After oil prices fell and the rouble collapsed in 2014, many state-owned enterprises – including its crown jewel, Rosneft – and public-sector banks accumulated significant stocks of bad debt. However, due to Russia’s financial isolation – many of its domestic institutions remain under US sanctions – it has very low net external debt and its companies remain relatively healthy.
Brazil, which was set to become Latin America’s leading economy before the commodity crisis hit, has been battling one of the worst recessions in its history, which have resulted in the accumulation of significant stocks of potentially unserviceable debt, particularly at the state level.
To be able to tackle this ongoing problem, Brazilian President Michel Temer has set an ambitious reform programme which among other things include a public spending cap and an expensive pension system overhaul. Though the Central Bank has managed to control inflation, ongoing corruption scandals have put a dent in Brazil’s recovery path.
“Brazil seems to be on the right track, however, political risk could delay the implementation of the reform package,” the investor concluded.
According to Faergemann, China’s ballooning debt levels are still the most concerning of all – despite protracted attempts among the country’s regulators to reign in overborrowing.
Along with its economy, China’s debt has grown significantly over the past decade as a result of largely uncontrolled credit being doled out to state-owned companies in the wake of the financial crisis. And, while the government has tried to curb overheating in certain key sectors, analysts believe that by doing so, they could then stall growth.
“China has to adjust to less credit-intensive growth and boost private consumption,” the investor mentioned, while adding than to do so, the country may also need to improve its social safety net.
“As long as it keeps growing an average of 5.5% over a five year period, we are not going to see a crisis,” Faergmann concluded.
Exerting Greater Influence
Despite their ailments, the BRICS economies are among the most powerful nations in the world. However, if they wish to transform the group into a relevant powerbroker in the global arena and at the same time compete with their western counterparts, they will need to evolve and attract new members to the bloc while exerting greater influence through targeted global investment. This is exactly where the organisation could grow, with associate members of the bloc – like Indonesia, Mexico and Turkey – vying for a more formal, influential role in the group.
It is also one of the drivers behind the formation of the New Development Bank, formally referred to as the BRICS Bank, a multilateral lender focused on developing and deepening the markets of member states.
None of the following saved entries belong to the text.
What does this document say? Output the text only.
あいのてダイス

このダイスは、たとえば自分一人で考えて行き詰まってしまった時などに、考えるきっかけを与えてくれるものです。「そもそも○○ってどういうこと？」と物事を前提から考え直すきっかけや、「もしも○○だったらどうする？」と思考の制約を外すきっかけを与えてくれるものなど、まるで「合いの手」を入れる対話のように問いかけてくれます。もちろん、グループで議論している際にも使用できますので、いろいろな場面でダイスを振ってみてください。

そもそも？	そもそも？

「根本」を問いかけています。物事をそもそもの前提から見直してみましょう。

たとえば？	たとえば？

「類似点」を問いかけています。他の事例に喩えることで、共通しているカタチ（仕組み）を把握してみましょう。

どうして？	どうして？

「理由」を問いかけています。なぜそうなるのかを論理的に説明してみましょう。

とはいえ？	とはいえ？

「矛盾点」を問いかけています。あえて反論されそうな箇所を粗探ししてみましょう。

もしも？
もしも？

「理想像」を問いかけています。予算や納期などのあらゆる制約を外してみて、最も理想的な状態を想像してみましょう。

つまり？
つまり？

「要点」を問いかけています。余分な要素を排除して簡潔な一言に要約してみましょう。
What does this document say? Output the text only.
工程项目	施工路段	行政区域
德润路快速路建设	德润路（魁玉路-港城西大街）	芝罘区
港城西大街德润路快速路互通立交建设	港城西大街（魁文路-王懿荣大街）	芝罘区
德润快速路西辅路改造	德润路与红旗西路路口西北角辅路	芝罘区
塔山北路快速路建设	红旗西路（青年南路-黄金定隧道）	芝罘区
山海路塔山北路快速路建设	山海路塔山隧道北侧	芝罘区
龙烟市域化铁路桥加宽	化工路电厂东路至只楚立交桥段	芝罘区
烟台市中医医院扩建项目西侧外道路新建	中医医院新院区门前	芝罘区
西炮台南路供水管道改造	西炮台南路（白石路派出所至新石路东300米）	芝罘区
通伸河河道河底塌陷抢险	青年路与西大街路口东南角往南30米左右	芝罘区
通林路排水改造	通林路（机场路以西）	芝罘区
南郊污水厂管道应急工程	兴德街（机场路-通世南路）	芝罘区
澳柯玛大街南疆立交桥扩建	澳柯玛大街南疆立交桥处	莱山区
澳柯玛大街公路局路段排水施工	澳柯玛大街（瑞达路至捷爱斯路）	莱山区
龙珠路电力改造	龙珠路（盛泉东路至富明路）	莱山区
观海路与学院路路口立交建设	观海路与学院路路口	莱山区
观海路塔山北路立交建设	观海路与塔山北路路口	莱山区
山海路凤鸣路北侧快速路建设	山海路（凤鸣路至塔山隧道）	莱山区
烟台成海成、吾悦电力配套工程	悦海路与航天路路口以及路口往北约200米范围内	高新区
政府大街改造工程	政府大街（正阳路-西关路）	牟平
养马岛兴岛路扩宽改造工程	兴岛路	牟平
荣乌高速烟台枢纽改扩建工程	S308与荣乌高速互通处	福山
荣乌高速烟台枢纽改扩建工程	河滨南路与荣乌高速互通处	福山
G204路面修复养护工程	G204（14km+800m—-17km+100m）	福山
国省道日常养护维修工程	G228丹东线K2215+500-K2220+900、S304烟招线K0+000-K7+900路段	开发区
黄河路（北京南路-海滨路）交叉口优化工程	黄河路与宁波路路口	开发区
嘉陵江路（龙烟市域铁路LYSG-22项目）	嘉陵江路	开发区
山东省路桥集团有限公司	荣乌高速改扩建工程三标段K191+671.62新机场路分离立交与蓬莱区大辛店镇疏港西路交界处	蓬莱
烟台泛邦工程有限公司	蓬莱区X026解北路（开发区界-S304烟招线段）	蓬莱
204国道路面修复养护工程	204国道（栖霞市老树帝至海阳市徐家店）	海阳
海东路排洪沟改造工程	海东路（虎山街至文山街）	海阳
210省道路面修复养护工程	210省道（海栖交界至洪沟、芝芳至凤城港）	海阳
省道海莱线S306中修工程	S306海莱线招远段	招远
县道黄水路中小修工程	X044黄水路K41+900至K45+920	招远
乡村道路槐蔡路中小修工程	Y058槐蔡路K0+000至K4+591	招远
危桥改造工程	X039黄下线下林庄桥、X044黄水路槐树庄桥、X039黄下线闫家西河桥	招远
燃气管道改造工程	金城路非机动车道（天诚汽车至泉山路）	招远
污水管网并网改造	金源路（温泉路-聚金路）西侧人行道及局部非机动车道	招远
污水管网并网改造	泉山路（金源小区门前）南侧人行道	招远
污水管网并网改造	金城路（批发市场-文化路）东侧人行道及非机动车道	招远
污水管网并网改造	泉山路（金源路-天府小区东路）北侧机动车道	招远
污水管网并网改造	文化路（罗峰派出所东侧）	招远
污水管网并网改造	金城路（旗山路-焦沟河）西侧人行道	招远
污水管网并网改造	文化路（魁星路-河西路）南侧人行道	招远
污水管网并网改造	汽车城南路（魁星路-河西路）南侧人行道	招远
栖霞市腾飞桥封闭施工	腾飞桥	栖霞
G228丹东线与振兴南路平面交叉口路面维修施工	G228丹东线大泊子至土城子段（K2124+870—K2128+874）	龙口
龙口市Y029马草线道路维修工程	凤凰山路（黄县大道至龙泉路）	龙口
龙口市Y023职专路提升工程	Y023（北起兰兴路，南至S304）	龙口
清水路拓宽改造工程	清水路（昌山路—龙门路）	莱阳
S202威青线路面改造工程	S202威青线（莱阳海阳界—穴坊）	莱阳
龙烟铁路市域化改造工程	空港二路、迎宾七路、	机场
In the week ahead of this year’s BRICS meeting, the bank announced loan disbursements for USD1.4bn for sustainable projects in China, Russia and India for the year ahead, and it featured prominently in the initiatives touted by Chinese President Xi Jinping during the summit. Whether the bank becomes another forum through which China can exert its lead over the rest of the BRICS, however, remains to be seen.
“We have launched the African Regional Centre of the New Development Bank (NDB), decided to set up the BRICS Model E-Port Network and reached extensive agreement on taxation, e-commerce, local currency bond, public-private partnership, and the network of financial institutions and services. Our practical cooperation has become more institutionalized and substantive, and delivered more tangible results,” Jinping said during his opening remarks, adding that the country will contribute another USD4mn to the NDB Project Preparation Facility to support its business operations.